In genere, nonostante qualche isolata protesta, la Chiesa accettò la situazione di subordinazione all'imperatore; i vescovi acconsentirono a umiliarsi, ad accusarsi di negligenza, di pigrizia, ad affermare la necessità di dipendere dall'imperatore.
Spartizione degli stati. - Già da molti anni C. aveva assegnato ai figli Pipino e Ludovico il governo dell'Italia e dell'Aquitania. Solo però nella dieta nell'806, a Diedenhofen, l'imperatore annunciò la definitiva divisione degli stati. Pipino ebbe l'Italia, la Baviera e l'Alemannia a sud del Danubio; Ludovico ricevette la Borgogna, l'Aquitania e la Guascogna; Carlo ebbe la Francia austrasica e neustrica, parte della Borgogna, la Frisia, la Sassonia, la Turingia, e con ciò una posizione infinitamente più considerevole che non i fratelli. Erano presi nell'atto di divisione dei provvedimenti per il caso della premorienza di qualcuno; nulla invece decise C. per l'impero. La divisione fu approvata da papa Leone III e venne imposto ai sudditi l'obbligo di giurare fedeltà ai voleri dell'imperatore. Nel settembre dell'813, scomparsi Pipino (810) e Carlo (811), l'imperatore convocò una solenne dieta ad Aquisgrana, e col consenso dei presenti incoronò l'unico figlio che gli restasse, Ludovico, imperatore. Due anni prima, nell'811, C. aveva redatto un atto per la ripartizione dei suoi beni mobili, che ci è conservato da Eginardo; voleva poi fare un testamento per disporre a favore dei figli illegittimi, ma non fece a tempo.

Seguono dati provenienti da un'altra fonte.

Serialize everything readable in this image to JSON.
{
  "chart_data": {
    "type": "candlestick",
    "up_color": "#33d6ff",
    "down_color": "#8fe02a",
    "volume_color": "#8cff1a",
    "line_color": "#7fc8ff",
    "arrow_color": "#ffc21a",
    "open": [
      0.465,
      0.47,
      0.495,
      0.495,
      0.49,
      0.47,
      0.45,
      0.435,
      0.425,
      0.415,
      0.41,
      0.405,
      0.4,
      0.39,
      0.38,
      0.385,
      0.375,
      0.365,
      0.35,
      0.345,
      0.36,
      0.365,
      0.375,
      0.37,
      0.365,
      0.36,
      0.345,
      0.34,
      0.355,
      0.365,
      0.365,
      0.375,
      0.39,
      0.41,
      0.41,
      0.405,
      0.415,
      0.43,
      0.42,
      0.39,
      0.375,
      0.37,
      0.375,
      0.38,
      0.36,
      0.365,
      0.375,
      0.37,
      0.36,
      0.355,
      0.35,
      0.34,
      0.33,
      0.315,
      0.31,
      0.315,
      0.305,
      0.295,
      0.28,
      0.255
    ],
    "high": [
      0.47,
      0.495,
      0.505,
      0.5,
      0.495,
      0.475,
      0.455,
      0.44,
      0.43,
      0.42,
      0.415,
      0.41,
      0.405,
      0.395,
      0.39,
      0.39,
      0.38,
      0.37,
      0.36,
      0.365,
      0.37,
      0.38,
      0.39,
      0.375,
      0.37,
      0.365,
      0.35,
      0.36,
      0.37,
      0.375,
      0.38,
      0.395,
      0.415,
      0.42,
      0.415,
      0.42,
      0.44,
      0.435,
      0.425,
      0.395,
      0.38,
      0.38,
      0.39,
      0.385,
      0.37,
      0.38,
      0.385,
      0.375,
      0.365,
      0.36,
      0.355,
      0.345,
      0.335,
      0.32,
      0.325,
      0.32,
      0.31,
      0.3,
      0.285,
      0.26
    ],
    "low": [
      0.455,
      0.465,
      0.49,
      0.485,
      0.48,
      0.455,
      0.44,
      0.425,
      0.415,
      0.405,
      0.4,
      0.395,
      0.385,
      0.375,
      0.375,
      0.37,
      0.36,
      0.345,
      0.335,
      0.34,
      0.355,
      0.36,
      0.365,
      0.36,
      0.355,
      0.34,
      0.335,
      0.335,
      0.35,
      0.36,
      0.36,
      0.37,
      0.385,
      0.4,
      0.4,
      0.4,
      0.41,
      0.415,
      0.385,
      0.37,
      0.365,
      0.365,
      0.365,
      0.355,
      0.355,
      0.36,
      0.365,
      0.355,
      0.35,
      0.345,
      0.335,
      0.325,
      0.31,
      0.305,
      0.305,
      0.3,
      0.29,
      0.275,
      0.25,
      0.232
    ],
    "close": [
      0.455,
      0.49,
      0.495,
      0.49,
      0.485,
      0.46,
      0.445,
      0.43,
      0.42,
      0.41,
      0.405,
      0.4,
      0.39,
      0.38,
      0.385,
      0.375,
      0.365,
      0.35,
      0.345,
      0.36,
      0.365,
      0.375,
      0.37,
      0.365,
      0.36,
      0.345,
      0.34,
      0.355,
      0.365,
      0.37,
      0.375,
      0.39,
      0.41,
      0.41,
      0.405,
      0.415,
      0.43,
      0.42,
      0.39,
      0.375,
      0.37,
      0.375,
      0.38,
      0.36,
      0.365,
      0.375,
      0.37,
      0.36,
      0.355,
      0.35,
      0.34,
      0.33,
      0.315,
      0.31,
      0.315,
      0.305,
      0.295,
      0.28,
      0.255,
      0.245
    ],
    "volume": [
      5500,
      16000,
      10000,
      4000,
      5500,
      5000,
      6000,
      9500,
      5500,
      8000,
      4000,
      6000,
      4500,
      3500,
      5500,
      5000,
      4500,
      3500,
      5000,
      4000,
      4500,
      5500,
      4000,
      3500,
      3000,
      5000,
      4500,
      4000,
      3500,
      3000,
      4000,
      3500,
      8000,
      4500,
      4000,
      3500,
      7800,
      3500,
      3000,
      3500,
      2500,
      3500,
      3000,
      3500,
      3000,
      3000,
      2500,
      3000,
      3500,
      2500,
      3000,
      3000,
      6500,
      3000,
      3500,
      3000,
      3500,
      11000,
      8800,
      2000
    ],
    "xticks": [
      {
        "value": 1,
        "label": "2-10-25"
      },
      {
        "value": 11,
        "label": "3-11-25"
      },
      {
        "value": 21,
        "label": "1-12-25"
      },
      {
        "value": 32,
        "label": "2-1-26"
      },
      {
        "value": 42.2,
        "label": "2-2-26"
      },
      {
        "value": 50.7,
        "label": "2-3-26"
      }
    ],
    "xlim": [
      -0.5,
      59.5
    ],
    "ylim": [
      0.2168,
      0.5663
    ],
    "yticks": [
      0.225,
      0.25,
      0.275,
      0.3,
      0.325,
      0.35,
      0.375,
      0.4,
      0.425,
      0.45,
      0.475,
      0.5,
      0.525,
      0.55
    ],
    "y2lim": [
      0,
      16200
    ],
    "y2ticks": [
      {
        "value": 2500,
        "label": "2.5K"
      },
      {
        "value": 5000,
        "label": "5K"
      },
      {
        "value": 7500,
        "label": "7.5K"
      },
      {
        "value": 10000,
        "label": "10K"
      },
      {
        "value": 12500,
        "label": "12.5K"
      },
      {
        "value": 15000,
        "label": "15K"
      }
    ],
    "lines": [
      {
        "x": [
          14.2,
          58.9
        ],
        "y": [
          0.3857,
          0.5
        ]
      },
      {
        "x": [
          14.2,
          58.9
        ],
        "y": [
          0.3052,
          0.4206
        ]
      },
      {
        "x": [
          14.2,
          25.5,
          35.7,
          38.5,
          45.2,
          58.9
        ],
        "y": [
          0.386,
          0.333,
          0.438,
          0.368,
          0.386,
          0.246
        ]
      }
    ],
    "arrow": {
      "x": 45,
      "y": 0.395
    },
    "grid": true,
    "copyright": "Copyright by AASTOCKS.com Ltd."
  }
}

Il governo. - C. governa assistito da un gruppo di consiglieri, che formano il sacrum palatium del monarca. Per gli ecclesiastici C. pare si procurasse il consenso della Chiesa; per avere presso di sé l'arcivescovo Angehamno egli chiese il consenso di papa Adriano, per avere il vescovo Ildeboldo si rivolse a un sinodo, che acconsentì per l'identico motivo: propter utilitates ecclesiasticas. Secondo Incmaro, presso l'imperatore vi erano sempre tre consiglieri eminenti, coi quali discutere di ogni affare urgente. Altissima autorità avevano l'arcicappellano di corte, che dirigeva il clero della corte; il conte di palazzo, che dirigeva i servizî giudiziarî; l'arcicancelliere che dirigeva la cancelleria dove numerosi notai e scrivani attendevano alla compilazione dei diplomi e delle lettere. Ogni anno, in maggio o nell'estate, si riuniva attorno a C. l'assemblea generale (placitum generale) dei suoi fedeli (nell'autunno si raccoglieva una seconda assemblea più ristretta di grandi laici ed ecclesiastici): ivi si comunicavano disposizioni legislative, ordini per la spedizione militare dell'anno, provvedimenti finanziarî e giudiziarî. Il monarca era in relazione con le popolazioni per mezzo del conte e del vescovo che ha importanza statale. Italia, Baviera, Aquitania e Stato della Chiesa, hanno una posizione speciale di autonomia. Anteriormente all'800 C. organizza un nuovo ufficio amministrativo, quello dei missi o ispettori; poi divide lo stato in vere circoscrizioni, dette missatica, comprendenti un vario numero di comitati. Ciascuna zona è affidata a due missi, uno laico (conte), uno ecclesiatico (vescovo). Le zone di confine, secondo la tradizione romana, sono considerate come zone militari (marche). C. utilizza per gli uffici la classe aristocratica, giovandosi molto dei vincoli personali e feudali ormai prevalenti.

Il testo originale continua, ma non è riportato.